Entre Tesla et Porsche, une troisième voie
Avec ses 650 kW (884 ch) et 1 015 Nm pour la version Performance, la Polestar 5 n’a pas peur des références. Tesla Model S Plaid d’un côté, Porsche Taycan Turbo S de l’autre, les deux poids lourds du segment ont trouvé une rivale qui choisit l’équilibre entre brutalité et élégance. Moins radicale qu’une Tesla, plus minimaliste qu’une Porsche, la Suédoise trace sa voie avec un châssis inédit en aluminium collé, plus rigide qu’une supercar. Un choix technique qui rappelle l’obsession des ingénieurs britanniques de Lotus, mais appliqué ici à un coupé 4 portes de près de deux tonnes et demie.
Une cabine vitrine de la durabilité
Le discours scandinave ne se limite pas à l’esthétique. Polestar pousse son credo durable jusqu’aux détails : matériaux bio-sourcés à base de lin, plastiques recyclés, selleries en MicroTech ou cuir certifié. Même le coffre de 365 litres arbore des fibres naturelles apparentes. À bord, les sièges Recaro donnent le ton : position basse, maintien sportif, mais confort suédois. À l’arrière, deux fauteuils séparés avec ventilation et massage rappellent qu’il s’agit avant tout d’une GT de grand luxe.

La technologie comme colonne vertébrale
Pas de surenchère gadget : l’écran central de 14,5 pouces sous Android Automotive fait office de hub, avec Google intégré et une interface retravaillée pour rester intuitive. En face du conducteur, un affichage tête haute complète un combiné digital minimaliste. La partie audio, elle, coche la case grand spectacle avec un système Bowers & Wilkins de 21 haut-parleurs et 1 680 watts. Côté assistance, la Polestar 5 embarque onze caméras, un radar, une batterie de capteurs ultrason et le Pilot Assist jusqu’à 150 km/h.

Performances et autonomie sous haute tension
La plateforme maison PPA accueille une batterie de 112 kWh (106 utiles) fonctionnant sous 800 volts. Résultat : recharge de 10 à 80 % en 22 minutes sur borne 350 kW, et jusqu’à 670 km WLTP pour la version Dual Motor. La Performance tombe à 565 km, mais abat le 0 à 100 km/h en 3,2 secondes. Autant dire qu’elle coche toutes les cases de la GT électrique capable de mêler voyages et accélérations catapultantes.
Un prix qui bouscule le segment
119 900 € pour la Polestar 5 Dual Motor, 142 900 € pour la Performance : l’addition est salée, mais cohérente face à la concurrence allemande et américaine. Surtout, la marque joue la carte de l’exclusivité en misant sur un design singulier et une image d’avant-garde. On est loin des débuts timides de Polestar 1, et plus proche d’un manifeste industriel qui cherche à montrer que le luxe électrique peut se conjuguer avec cohérence.

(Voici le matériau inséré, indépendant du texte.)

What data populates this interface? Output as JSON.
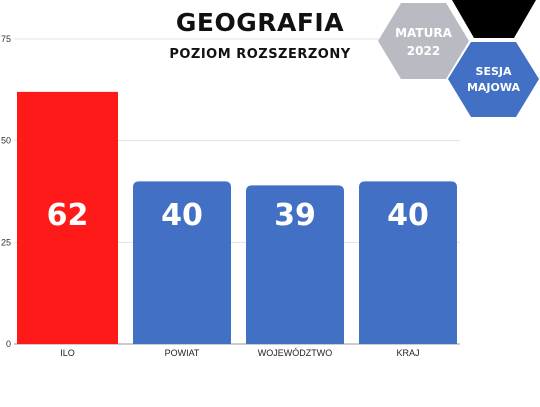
{
  "chart_data": {
    "type": "bar",
    "title": "GEOGRAFIA",
    "subtitle": "POZIOM ROZSZERZONY",
    "categories": [
      "ILO",
      "POWIAT",
      "WOJEWÓDZTWO",
      "KRAJ"
    ],
    "values": [
      62,
      40,
      39,
      40
    ],
    "data_labels": [
      "62",
      "40",
      "39",
      "40"
    ],
    "yticks": [
      0,
      25,
      50,
      75
    ],
    "ylim": [
      0,
      75
    ],
    "grid": true,
    "colors": [
      "#ff1a1a",
      "#4270c4",
      "#4270c4",
      "#4270c4"
    ]
  },
  "badges": {
    "matura_line1": "MATURA",
    "matura_line2": "2022",
    "sesja_line1": "SESJA",
    "sesja_line2": "MAJOWA",
    "matura_color": "#b8bcc2",
    "sesja_color": "#4270c4",
    "black_color": "#000000"
  }
}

La Polestar 5 est plus qu’une nouvelle voiture électrique : c’est une déclaration de maturité. Design pur, technologie solide, matériaux durables et prestations haut de gamme. Une alternative crédible à Tesla et Porsche, qui marque une étape décisive pour une marque encore jeune mais qui entend bien s’imposer dans le cercle fermé des GT d’exception.
D’ailleurs, une reconnaissance internationale vient d’avoir lieu avec l’arrivée récente du modèle dans l’un des jeux vidéo les plus célèbres de la Playstation : Gran Turismo 7.